If you have a busy PHP driven website and don’t want to make constant queries to the database for each user that will see the same data, then you can easily resolve this problem by letting the first of these visitors generate a cache for the consecutive visitors.

Letting this cache last for a few minutes allows your database to not get overloaded and allows for a much faster website experience as well as a much cheaper hosting bill for you at the end of the month.

Explain with code

Let’s say that you have a function that gets called each time someone visits your website:

function heavyDatabaseFunctionCall() {
  $data = array();

  // This SQL has indexes but the DB server gets hit hard
  $sql = "SELECT mt.*, amt.reviews FROM massive_table mt
          JOIN another_massive_table amt ON r.mid=mt.rid
          WHERE mt.status='1'
          GROUP BY mt.active
          LIMIT 100";

  // get the data from the server
  $res = $DB->query($sql);
  if (count($res)>0) {
    // populate if available
    $data = $res->fetch_arr();
  }

  // return the data
  return $data;
}

The above function makes a call to the Database Server and returns the data if it’s available.

In this case study, it is declared that the same data is shown to all website visitors, and therefore a cache of the data can be served to all visitors. However, it would be ideal to refresh this data every few minutes in case there is an update to the database. This amount of time can be adjusted down the line, but for now, we will settle with 5 minutes as our expiry time for the cache.

How to approach this problem

A really easy way to approach this problem is to let the first visitor who makes a call to this function, persist the $data into a file on disk, which will then be read back in the function for everyone else that calls this function within the expiry time.

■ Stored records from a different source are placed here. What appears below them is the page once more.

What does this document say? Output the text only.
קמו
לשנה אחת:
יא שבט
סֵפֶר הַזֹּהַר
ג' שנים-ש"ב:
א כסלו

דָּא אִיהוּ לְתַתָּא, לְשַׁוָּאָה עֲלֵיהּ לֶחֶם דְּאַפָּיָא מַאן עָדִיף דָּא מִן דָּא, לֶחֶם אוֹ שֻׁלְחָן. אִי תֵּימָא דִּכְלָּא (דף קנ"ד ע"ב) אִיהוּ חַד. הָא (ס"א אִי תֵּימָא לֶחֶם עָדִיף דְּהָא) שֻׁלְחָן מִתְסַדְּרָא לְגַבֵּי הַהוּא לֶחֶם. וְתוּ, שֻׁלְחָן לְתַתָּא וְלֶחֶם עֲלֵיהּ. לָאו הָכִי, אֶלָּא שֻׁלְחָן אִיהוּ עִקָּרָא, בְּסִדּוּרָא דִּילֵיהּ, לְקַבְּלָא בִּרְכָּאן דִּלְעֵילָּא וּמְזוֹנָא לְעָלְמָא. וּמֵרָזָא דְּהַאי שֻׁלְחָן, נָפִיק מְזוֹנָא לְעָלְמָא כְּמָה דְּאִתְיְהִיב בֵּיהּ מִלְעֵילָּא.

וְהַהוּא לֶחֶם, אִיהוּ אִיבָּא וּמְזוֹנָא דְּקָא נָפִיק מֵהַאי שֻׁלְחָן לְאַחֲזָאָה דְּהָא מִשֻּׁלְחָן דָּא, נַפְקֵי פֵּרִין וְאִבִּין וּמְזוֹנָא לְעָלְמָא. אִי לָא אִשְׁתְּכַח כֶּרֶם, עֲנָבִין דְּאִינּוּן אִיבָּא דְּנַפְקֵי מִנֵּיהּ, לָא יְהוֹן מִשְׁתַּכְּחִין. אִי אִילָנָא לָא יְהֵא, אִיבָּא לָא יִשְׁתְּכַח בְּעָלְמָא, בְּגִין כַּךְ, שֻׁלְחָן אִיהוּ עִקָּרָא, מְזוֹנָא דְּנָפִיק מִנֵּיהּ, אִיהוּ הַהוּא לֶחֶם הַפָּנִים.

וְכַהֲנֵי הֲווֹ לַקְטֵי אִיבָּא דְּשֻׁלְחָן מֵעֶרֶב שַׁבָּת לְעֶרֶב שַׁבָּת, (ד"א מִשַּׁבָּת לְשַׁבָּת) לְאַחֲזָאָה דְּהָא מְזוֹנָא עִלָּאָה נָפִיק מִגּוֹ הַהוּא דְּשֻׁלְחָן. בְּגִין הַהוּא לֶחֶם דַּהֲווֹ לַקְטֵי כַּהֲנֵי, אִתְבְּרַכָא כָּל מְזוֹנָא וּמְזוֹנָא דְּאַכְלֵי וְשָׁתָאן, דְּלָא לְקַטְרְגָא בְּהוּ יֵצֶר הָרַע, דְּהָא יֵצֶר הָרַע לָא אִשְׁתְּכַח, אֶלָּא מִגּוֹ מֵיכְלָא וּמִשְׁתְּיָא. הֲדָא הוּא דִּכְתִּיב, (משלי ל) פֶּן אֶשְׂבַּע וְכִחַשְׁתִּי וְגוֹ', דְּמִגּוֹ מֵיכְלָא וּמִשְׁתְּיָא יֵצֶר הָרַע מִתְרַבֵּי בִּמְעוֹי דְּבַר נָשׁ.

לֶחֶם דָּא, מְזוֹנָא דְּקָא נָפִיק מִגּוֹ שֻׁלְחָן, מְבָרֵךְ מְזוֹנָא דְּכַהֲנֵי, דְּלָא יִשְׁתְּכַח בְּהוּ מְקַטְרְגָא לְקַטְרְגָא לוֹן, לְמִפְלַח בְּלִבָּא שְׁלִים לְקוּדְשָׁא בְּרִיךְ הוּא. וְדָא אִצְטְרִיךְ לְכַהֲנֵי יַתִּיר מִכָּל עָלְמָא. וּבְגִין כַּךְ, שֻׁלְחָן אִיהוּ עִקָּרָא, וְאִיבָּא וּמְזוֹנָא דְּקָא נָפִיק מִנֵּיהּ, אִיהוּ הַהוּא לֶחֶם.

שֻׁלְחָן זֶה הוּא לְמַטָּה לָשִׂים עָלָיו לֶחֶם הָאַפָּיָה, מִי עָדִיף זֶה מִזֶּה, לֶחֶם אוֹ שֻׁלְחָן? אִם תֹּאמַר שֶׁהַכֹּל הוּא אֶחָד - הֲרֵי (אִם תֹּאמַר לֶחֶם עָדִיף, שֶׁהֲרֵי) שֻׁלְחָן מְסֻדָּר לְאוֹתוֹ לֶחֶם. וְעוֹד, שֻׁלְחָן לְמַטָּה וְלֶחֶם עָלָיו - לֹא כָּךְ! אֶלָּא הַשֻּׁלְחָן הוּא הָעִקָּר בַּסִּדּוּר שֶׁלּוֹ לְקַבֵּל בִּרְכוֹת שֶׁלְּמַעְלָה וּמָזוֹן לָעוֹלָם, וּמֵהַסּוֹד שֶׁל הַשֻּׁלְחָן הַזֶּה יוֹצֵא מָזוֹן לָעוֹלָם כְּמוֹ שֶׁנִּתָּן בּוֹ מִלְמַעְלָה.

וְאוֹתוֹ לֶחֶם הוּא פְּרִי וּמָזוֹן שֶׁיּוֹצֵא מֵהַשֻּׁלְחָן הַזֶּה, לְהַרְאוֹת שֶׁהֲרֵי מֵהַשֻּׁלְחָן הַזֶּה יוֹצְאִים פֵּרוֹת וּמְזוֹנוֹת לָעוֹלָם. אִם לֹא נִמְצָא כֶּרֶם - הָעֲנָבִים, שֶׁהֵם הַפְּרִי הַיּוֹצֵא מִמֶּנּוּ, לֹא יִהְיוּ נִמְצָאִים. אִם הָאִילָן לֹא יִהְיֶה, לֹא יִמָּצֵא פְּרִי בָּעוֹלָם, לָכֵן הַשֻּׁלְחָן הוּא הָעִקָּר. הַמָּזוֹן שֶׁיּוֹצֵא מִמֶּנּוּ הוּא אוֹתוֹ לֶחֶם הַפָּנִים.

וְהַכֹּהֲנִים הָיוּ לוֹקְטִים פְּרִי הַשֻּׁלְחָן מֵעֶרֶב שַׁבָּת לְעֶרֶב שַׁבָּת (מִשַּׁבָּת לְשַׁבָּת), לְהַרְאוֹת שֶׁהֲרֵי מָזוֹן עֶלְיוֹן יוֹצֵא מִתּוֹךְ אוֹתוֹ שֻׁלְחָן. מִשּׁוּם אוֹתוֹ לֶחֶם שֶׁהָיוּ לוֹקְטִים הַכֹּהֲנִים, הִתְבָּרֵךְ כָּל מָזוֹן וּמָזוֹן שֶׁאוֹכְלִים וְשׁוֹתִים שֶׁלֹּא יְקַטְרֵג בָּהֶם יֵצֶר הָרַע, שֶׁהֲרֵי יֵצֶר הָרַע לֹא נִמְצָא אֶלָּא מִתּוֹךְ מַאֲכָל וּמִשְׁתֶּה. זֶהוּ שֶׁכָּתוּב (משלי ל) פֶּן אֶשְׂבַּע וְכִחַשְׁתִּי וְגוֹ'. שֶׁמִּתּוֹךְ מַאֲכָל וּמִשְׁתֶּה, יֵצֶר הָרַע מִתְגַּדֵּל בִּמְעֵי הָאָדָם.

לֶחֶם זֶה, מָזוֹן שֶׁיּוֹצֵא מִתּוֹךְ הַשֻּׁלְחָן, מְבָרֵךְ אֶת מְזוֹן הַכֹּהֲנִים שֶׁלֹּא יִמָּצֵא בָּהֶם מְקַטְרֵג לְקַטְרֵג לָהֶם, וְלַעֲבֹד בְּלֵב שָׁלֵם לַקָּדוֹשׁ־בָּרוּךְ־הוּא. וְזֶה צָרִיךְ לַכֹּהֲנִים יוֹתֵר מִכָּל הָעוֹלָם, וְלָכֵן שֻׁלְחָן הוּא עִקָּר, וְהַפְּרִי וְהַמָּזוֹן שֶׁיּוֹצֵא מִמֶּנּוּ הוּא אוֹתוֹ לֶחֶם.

To do this, we can create a writable directory called ./cache/ and store our data in there.

Solving with code

If we were to rewrite the function, we could do something like this:

function heavyDatabaseFunctionCall() {
  $data = array();

  // set some variables for the cache
  $cachename = "heavyDatabaseFunctionCall";
  $cachefile = 'cached-'.$cachename.'.json';
  $cachetime = 300; // 5 minutes

  // if the cache file is present
  // ..and is not over 5mins old
  // ..the use it instead of the database call!
  if (file_exists($cachefile) && time() - $cachetime < filemtime($cachefile)) {
    //get the file
    $json = file_get_contents($cachefile);
    // convert the json to an array
    $data = json_decode($json, true);
  } else {
    // This SQL has indexes but the DB server gets hit hard
    $sql = "SELECT mt.*, amt.reviews FROM massive_table mt
            JOIN another_massive_table amt ON r.mid=mt.rid
            WHERE mt.status='1'
            GROUP BY mt.active
            LIMIT 100";

    // get the data from the server
    $res = $DB->query($sql);
    if (count($res)>0) {
      // populate if available
      $data = $res->fetch_arr();

      // encode the array to json
      $json = json_encode($data);
      // save the json to disk
      file_put_contents($cachefile, $json);
    }
  }

  // return the data
  return $data;
}

In the above function, we can see how adding a little bit of code has now saved the SQL from executing each and every time the function is called.

Production grade thinking

While there are much more “production-grade” methods to achieving cache systems, especially when you have to address distributed web servers and more complex setups; there exists alternate solutions. Some of these may include setting up a Redis layer, or even Memcached, or perhaps a Varnish layer.

This tutorial highlights the potential for an alternative viewpoint to these traditional resolutions for smaller setups that may not require the bulk of a larger solution.